Bioactive glasses and glass-ceramics are a class of third generation biomaterials which elicit a special response on their surface when in contact with biological fluids, leading to strong bonding to living tissues. The purpose of the present study was to develop diopside based alkali-free bioactive glasses in order to achieve good sintering behaviour, high bioactivity, and a dissolution/ degradation rates compatible with the target applications in bone regeneration and tissue engineering.
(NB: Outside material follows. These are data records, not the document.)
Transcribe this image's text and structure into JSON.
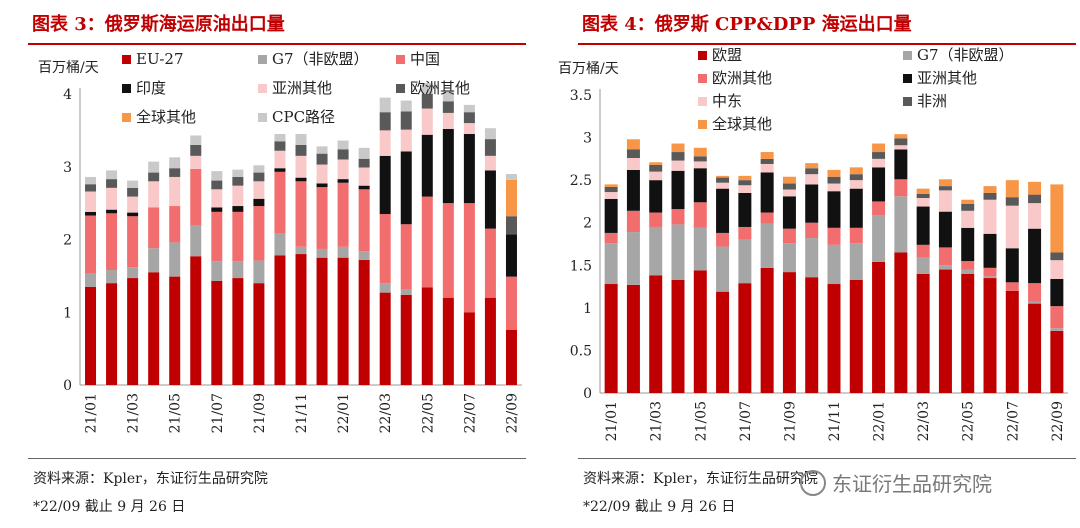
{
  "watermark": {
    "text": "东证衍生品研究院"
  },
  "chart_data": [
    {
      "type": "bar",
      "stacked": true,
      "title": "图表 3：俄罗斯海运原油出口量",
      "ylabel": "百万桶/天",
      "ylim": [
        0,
        4
      ],
      "yticks": [
        0,
        1,
        2,
        3,
        4
      ],
      "xtick_labels": [
        "21/01",
        "21/03",
        "21/05",
        "21/07",
        "21/09",
        "21/11",
        "22/01",
        "22/03",
        "22/05",
        "22/07",
        "22/09"
      ],
      "source": "资料来源：Kpler，东证衍生品研究院",
      "note": "*22/09 截止 9 月 26 日",
      "legend_layout": "top, 3 columns",
      "categories": [
        "21/01",
        "21/02",
        "21/03",
        "21/04",
        "21/05",
        "21/06",
        "21/07",
        "21/08",
        "21/09",
        "21/10",
        "21/11",
        "21/12",
        "22/01",
        "22/02",
        "22/03",
        "22/04",
        "22/05",
        "22/06",
        "22/07",
        "22/08",
        "22/09"
      ],
      "series": [
        {
          "name": "EU-27",
          "color": "#c00000",
          "values": [
            1.35,
            1.4,
            1.47,
            1.55,
            1.49,
            1.77,
            1.43,
            1.47,
            1.4,
            1.78,
            1.8,
            1.75,
            1.75,
            1.72,
            1.27,
            1.24,
            1.34,
            1.2,
            1.0,
            1.2,
            0.76
          ]
        },
        {
          "name": "G7（非欧盟）",
          "color": "#a6a6a6",
          "values": [
            0.18,
            0.18,
            0.15,
            0.33,
            0.47,
            0.42,
            0.27,
            0.23,
            0.31,
            0.3,
            0.1,
            0.12,
            0.15,
            0.12,
            0.13,
            0.07,
            0.0,
            0.0,
            0.0,
            0.0,
            0.0
          ]
        },
        {
          "name": "中国",
          "color": "#f26d6d",
          "values": [
            0.8,
            0.78,
            0.7,
            0.56,
            0.5,
            0.78,
            0.68,
            0.68,
            0.75,
            0.85,
            0.9,
            0.85,
            0.88,
            0.85,
            0.95,
            0.9,
            1.25,
            1.3,
            1.5,
            0.95,
            0.73
          ]
        },
        {
          "name": "印度",
          "color": "#111111",
          "values": [
            0.05,
            0.05,
            0.05,
            0.0,
            0.0,
            0.0,
            0.06,
            0.08,
            0.1,
            0.05,
            0.05,
            0.05,
            0.05,
            0.05,
            0.8,
            1.0,
            0.85,
            1.02,
            0.95,
            0.8,
            0.58
          ]
        },
        {
          "name": "亚洲其他",
          "color": "#f9c9c9",
          "values": [
            0.28,
            0.3,
            0.22,
            0.36,
            0.4,
            0.18,
            0.25,
            0.28,
            0.24,
            0.24,
            0.3,
            0.26,
            0.27,
            0.25,
            0.35,
            0.3,
            0.36,
            0.22,
            0.15,
            0.2,
            0.0
          ]
        },
        {
          "name": "欧洲其他",
          "color": "#595959",
          "values": [
            0.1,
            0.12,
            0.12,
            0.12,
            0.12,
            0.15,
            0.12,
            0.12,
            0.12,
            0.13,
            0.15,
            0.15,
            0.14,
            0.12,
            0.25,
            0.25,
            0.2,
            0.16,
            0.15,
            0.23,
            0.25
          ]
        },
        {
          "name": "全球其他",
          "color": "#f79646",
          "values": [
            0.0,
            0.0,
            0.0,
            0.0,
            0.0,
            0.0,
            0.0,
            0.0,
            0.0,
            0.0,
            0.0,
            0.0,
            0.0,
            0.0,
            0.0,
            0.0,
            0.0,
            0.0,
            0.0,
            0.0,
            0.5
          ]
        },
        {
          "name": "CPC路径",
          "color": "#c9c9c9",
          "values": [
            0.1,
            0.12,
            0.1,
            0.15,
            0.15,
            0.13,
            0.13,
            0.1,
            0.1,
            0.1,
            0.15,
            0.1,
            0.12,
            0.15,
            0.2,
            0.15,
            0.15,
            0.15,
            0.1,
            0.15,
            0.08
          ]
        }
      ]
    },
    {
      "type": "bar",
      "stacked": true,
      "title": "图表 4：俄罗斯 CPP&DPP 海运出口量",
      "ylabel": "百万桶/天",
      "ylim": [
        0,
        3.5
      ],
      "yticks": [
        0,
        0.5,
        1,
        1.5,
        2,
        2.5,
        3,
        3.5
      ],
      "xtick_labels": [
        "21/01",
        "21/03",
        "21/05",
        "21/07",
        "21/09",
        "21/11",
        "22/01",
        "22/03",
        "22/05",
        "22/07",
        "22/09"
      ],
      "source": "资料来源：Kpler，东证衍生品研究院",
      "note": "*22/09 截止 9 月 26 日",
      "legend_layout": "top, 2 columns",
      "categories": [
        "21/01",
        "21/02",
        "21/03",
        "21/04",
        "21/05",
        "21/06",
        "21/07",
        "21/08",
        "21/09",
        "21/10",
        "21/11",
        "21/12",
        "22/01",
        "22/02",
        "22/03",
        "22/04",
        "22/05",
        "22/06",
        "22/07",
        "22/08",
        "22/09"
      ],
      "series": [
        {
          "name": "欧盟",
          "color": "#c00000",
          "values": [
            1.28,
            1.27,
            1.38,
            1.33,
            1.44,
            1.19,
            1.29,
            1.47,
            1.42,
            1.36,
            1.28,
            1.33,
            1.54,
            1.65,
            1.4,
            1.45,
            1.4,
            1.35,
            1.2,
            1.05,
            0.73
          ]
        },
        {
          "name": "G7（非欧盟）",
          "color": "#a6a6a6",
          "values": [
            0.48,
            0.62,
            0.57,
            0.65,
            0.5,
            0.53,
            0.51,
            0.52,
            0.34,
            0.46,
            0.46,
            0.43,
            0.55,
            0.66,
            0.19,
            0.05,
            0.05,
            0.02,
            0.0,
            0.02,
            0.03
          ]
        },
        {
          "name": "欧洲其他",
          "color": "#f26d6d",
          "values": [
            0.12,
            0.25,
            0.17,
            0.18,
            0.3,
            0.16,
            0.15,
            0.13,
            0.17,
            0.18,
            0.2,
            0.18,
            0.16,
            0.2,
            0.15,
            0.21,
            0.1,
            0.1,
            0.1,
            0.22,
            0.26
          ]
        },
        {
          "name": "亚洲其他",
          "color": "#111111",
          "values": [
            0.4,
            0.48,
            0.38,
            0.45,
            0.4,
            0.52,
            0.4,
            0.47,
            0.38,
            0.45,
            0.43,
            0.46,
            0.4,
            0.35,
            0.45,
            0.42,
            0.39,
            0.4,
            0.4,
            0.64,
            0.32
          ]
        },
        {
          "name": "中东",
          "color": "#f9c9c9",
          "values": [
            0.08,
            0.14,
            0.1,
            0.12,
            0.08,
            0.07,
            0.09,
            0.1,
            0.08,
            0.12,
            0.09,
            0.1,
            0.1,
            0.05,
            0.1,
            0.25,
            0.2,
            0.4,
            0.5,
            0.3,
            0.22
          ]
        },
        {
          "name": "非洲",
          "color": "#595959",
          "values": [
            0.06,
            0.1,
            0.08,
            0.1,
            0.06,
            0.06,
            0.06,
            0.06,
            0.07,
            0.07,
            0.08,
            0.07,
            0.08,
            0.08,
            0.05,
            0.05,
            0.08,
            0.08,
            0.1,
            0.1,
            0.09
          ]
        },
        {
          "name": "全球其他",
          "color": "#f79646",
          "values": [
            0.03,
            0.12,
            0.03,
            0.1,
            0.1,
            0.02,
            0.05,
            0.08,
            0.08,
            0.06,
            0.08,
            0.08,
            0.1,
            0.05,
            0.06,
            0.08,
            0.05,
            0.08,
            0.2,
            0.15,
            0.8
          ]
        }
      ]
    }
  ]
}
Another aim was to understand the structure-property relationships in the investigated bioactive glasses. In this quest, various glass compositions within the Diopside (CaMgSi2O6) – Fluorapatite (Ca5(PO4)3F) – Tricalcium phosphate (3CaO•P2O5) system have been investigated. All the glasses were prepared by melt-quenching technique and characterized by a wide array of complementary characterization techniques. The glass-ceramics were produced by sintering of glass powders compacts followed by a suitable heat treatment to promote the nucleation and crystallization phenomena. Furthermore, selected parent glass compositions were doped with several functional ions and an attempt to understand their effects on the glass structure, sintering ability and on the in vitro bio-degradation and biomineralization behaviours of the glasses was made. The effects of the same variables on the devitrification (nucleation and crystallization) behaviour of glasses to form bioactive glass-ceramics were also investigated. Some of the glasses exhibited high bio-mineralization rates, expressed by the formation of a surface hydroxyapatite layer within 1–12 h of immersion in a simulated body fluid (SBF) solution. All the glasses showed relatively lower degradation rates in comparison to that of 45S5 Bioglass®. Some of the glasses showed very good in vitro behaviour and the glasses co-doped with zinc and strontium showed an in vitro dose dependent behaviour. The as-designed bioactive glasses and glass–ceramic materials are excellent candidates for applications in bone regeneration and for the fabrication of scaffolds for tissue engineering.